Mycelium
An open source information retrieval system written in C++11 and Python. Aspires to be an alternative to Nutch / Lucene. It uses MongoDB as an storage engine.
Install / Use
/learn @larroy/MyceliumREADME
The Mycelium Information retrieval system
Check the latest up-to-date user documentation at http://pedro.larroy.com/mycelium/sphinx/
For the impatient
$ ./bootstrap.sh $ ./build.py $ scons $ build/release/crawler $ echo 'http://google.com' | nc localhost 1024
Status of the modules / Features
-
Crawler:
Feature complete.
-
Tokenizer/Stemmer:
Work in progress.
-
Inverted index:
TODO
-
Search frontend:
TODO
How to use it
- Initialize the git submodules:
$ git submodule init $ git submodule update
- Build the 3rd-party libraries:
$ ./build.py
- Compile the sources with SCons:
$ scons
- Alternatively you might build with system curl:
$ scons --system_curl
- But as said previously, synchronous DNS resolving will harm the performance and block. So it's not recommended unless curl has been compiled with c-ares, as it will be done by build.py
Running
-
The environment variables that affect some configuration parameters are:
-
Specific for the crawler: MYCELIUM_CRAWLER_PORT: port to listen for urls MYCELIUM_CRAWLER_PARALLEL: number of parallel crawlers to run
-
General for all the tools that interact with the DB:
MYCELIUM_DB_HOST: mongodb host for storing the documents, default is "localhost" MYCELIUM_DB_NS: database.collection, defaults to "mycelium.crawl"
-
Dependencies
The software is build on debian / ubuntu systems, although it should be fairly easy to port to other platforms.

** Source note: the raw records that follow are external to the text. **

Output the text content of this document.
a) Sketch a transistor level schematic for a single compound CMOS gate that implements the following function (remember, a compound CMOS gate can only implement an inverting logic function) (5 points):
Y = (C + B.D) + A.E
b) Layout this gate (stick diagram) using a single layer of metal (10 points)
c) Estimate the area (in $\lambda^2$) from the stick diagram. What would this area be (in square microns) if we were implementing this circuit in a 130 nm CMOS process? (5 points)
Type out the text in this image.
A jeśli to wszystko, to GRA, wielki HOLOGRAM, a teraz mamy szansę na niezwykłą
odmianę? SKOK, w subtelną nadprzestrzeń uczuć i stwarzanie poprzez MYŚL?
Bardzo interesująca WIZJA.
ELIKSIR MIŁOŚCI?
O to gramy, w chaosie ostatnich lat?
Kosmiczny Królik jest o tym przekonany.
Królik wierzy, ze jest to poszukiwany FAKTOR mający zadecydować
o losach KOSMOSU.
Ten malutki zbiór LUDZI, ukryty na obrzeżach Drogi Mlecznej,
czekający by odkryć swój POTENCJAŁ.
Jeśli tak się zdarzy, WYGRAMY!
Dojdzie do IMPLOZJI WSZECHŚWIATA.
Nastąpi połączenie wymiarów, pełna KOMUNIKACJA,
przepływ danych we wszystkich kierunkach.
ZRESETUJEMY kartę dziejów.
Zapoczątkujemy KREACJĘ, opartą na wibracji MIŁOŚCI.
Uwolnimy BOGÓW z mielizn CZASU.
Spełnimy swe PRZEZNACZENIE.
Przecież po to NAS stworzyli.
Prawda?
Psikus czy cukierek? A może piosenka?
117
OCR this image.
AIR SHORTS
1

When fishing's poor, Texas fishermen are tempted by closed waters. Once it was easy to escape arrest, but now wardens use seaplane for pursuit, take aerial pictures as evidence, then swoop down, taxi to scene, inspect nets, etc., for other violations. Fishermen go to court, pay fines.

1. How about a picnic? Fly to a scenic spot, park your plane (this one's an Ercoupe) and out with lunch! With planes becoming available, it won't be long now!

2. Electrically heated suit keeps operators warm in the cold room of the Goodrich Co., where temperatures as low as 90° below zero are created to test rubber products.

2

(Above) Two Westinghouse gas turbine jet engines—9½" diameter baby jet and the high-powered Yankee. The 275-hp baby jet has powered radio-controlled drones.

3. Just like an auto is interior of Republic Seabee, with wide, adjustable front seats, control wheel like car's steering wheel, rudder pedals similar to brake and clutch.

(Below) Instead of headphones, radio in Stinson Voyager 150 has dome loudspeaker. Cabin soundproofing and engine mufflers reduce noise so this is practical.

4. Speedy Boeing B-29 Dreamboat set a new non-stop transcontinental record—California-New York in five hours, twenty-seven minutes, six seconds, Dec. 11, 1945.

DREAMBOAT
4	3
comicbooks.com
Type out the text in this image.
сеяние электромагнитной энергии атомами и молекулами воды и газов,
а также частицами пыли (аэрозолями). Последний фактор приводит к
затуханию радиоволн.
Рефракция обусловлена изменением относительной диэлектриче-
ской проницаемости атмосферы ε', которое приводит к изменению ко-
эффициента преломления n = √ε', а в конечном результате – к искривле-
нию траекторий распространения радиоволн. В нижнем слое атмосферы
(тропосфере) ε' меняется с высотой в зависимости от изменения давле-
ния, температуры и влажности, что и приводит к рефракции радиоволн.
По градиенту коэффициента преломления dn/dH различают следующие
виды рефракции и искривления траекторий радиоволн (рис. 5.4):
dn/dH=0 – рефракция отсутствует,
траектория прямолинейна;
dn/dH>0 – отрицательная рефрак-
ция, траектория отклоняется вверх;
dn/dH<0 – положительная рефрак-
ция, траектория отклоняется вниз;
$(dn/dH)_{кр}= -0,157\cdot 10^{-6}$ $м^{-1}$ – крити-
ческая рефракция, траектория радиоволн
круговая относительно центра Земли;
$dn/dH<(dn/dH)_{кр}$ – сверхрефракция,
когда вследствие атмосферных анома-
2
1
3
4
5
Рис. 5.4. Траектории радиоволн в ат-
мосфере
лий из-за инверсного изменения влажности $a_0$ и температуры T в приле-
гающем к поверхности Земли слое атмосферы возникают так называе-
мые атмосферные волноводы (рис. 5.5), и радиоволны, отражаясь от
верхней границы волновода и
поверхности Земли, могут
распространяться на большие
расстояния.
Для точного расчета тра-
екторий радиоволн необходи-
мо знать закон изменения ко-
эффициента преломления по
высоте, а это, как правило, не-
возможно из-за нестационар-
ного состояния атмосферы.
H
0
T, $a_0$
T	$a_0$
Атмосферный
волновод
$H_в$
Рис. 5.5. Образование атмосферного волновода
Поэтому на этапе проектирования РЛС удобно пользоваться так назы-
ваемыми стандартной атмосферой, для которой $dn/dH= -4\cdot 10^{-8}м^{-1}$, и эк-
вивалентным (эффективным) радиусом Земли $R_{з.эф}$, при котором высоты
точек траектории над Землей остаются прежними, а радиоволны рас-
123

Some (might be incomplete) list of libraries that are required:
- z
- boost_filesystem
- boost_system
- boost_regex
- log4cxx
- pthread
- curl
- event
- ssl
- libidn11-dev
Other software:
- scons
- flex
- autoconf (for building curl and c-ares)
Troubleshoting
AttributeError: 'SConsEnvironment' object has no attribute 'CXXFile': File "/home/piotr/devel/mycelium/SConstruct", line 210: variant_dir='build/{0}'.format(build), duplicate=0) File "/usr/lib/scons/SCons/Script/SConscript.py", line 614: return method(*args, **kw) File "/usr/lib/scons/SCons/Script/SConscript.py", line 551: return _SConscript(self.fs, *files, **subst_kw) File "/usr/lib/scons/SCons/Script/SConscript.py", line 260: exec file in call_stack[-1].globals File "/home/piotr/devel/mycelium/src/SConscript", line 11: env.CXXFile(target='Robots_flex.cc',source='robots.ll')
To solve this problem make sure flex is installed.